However, despite leaving that ‘super range’ some way behind, the Australian equity benchmark’s vigour has faded short of 2017’s two-year high. That was the 5961 of May 1, some 220 points above current levels.
Can the index get back up there and, possibly, do even better before the year bows out?
Well, it remains quite comfortably within the uptrend channel formed on October 13 when the old range was broken. However, the downside of that channel is now bounded only by one intraday low, that of October 27. And that day provided investors with an unusually wide range, so it may be a mistake to put too much emphasis on it as support.
An uptrend channel drawn instead from October 11 offers us more valid test points and here we can see a more decisive rejection.

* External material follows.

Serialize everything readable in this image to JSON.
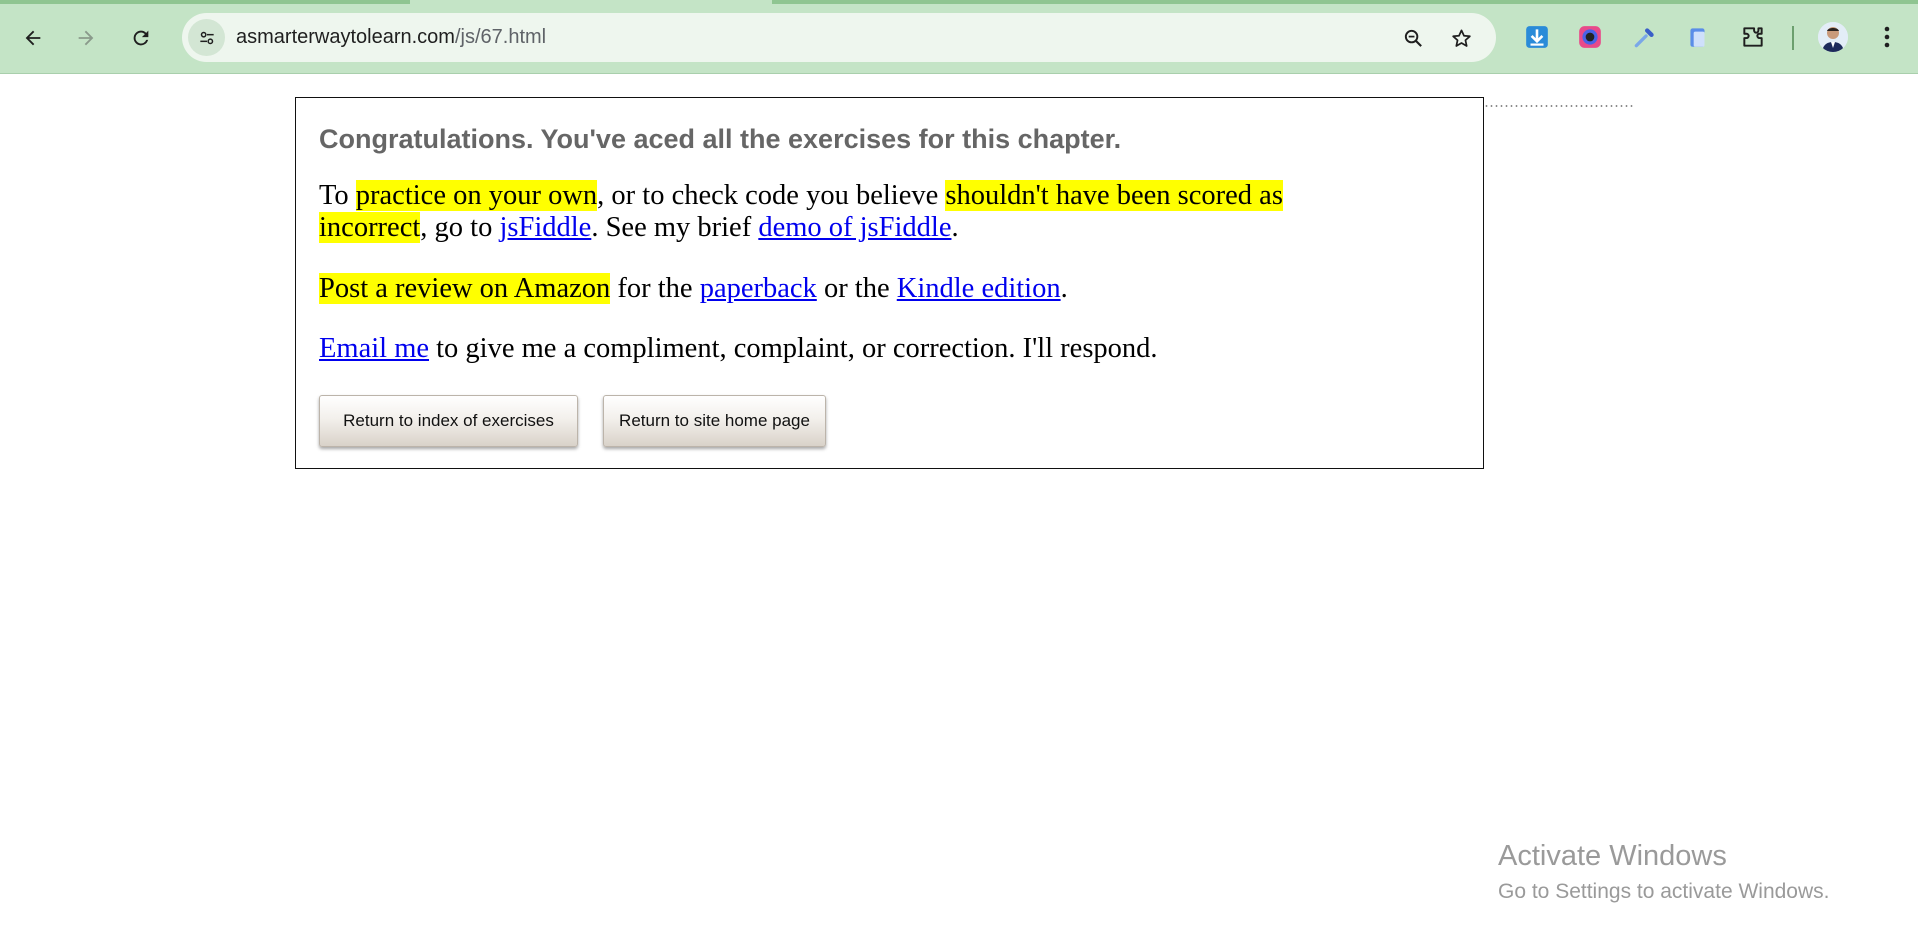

But here again the facts are inconclusive. The index has spent the last five trading sessions below that channel but, even so, it has hardly collapsed. Indeed, daily trade has been remarkably steady at what remains a pretty elevated level by 2017 standards. If many investors yearn to bank their gains at this point, despairing of more, it’s hard to see what they are waiting for.
The case could be made that the ASX is now consolidating around its current levels. This makes some sense as its own Relative Strength Index is retreating from an extremely overbought position to something perhaps a little more sustainable. Note that overbuying has been notable by its absence for much of this year and that extremes such as we have seen in the last two weeks have no parallel since January.
The moving averages still tell a bullish story with both the 20-day and the 50-day having crossed above their 100-day counterpart in the last two weeks.
Care is always warranted if an uptrend shows signs of petering out, of course. But if the ASX managed to hold on in its current range then another push higher could well be in the cards once momentum shifts back toward a more neutral point.
More pronounced falls could find support at 5867.9 and 5824.1. Those levels represent the respective 76.4% and 61.8% Fibonacci retracements of the up move from the lows of October 5.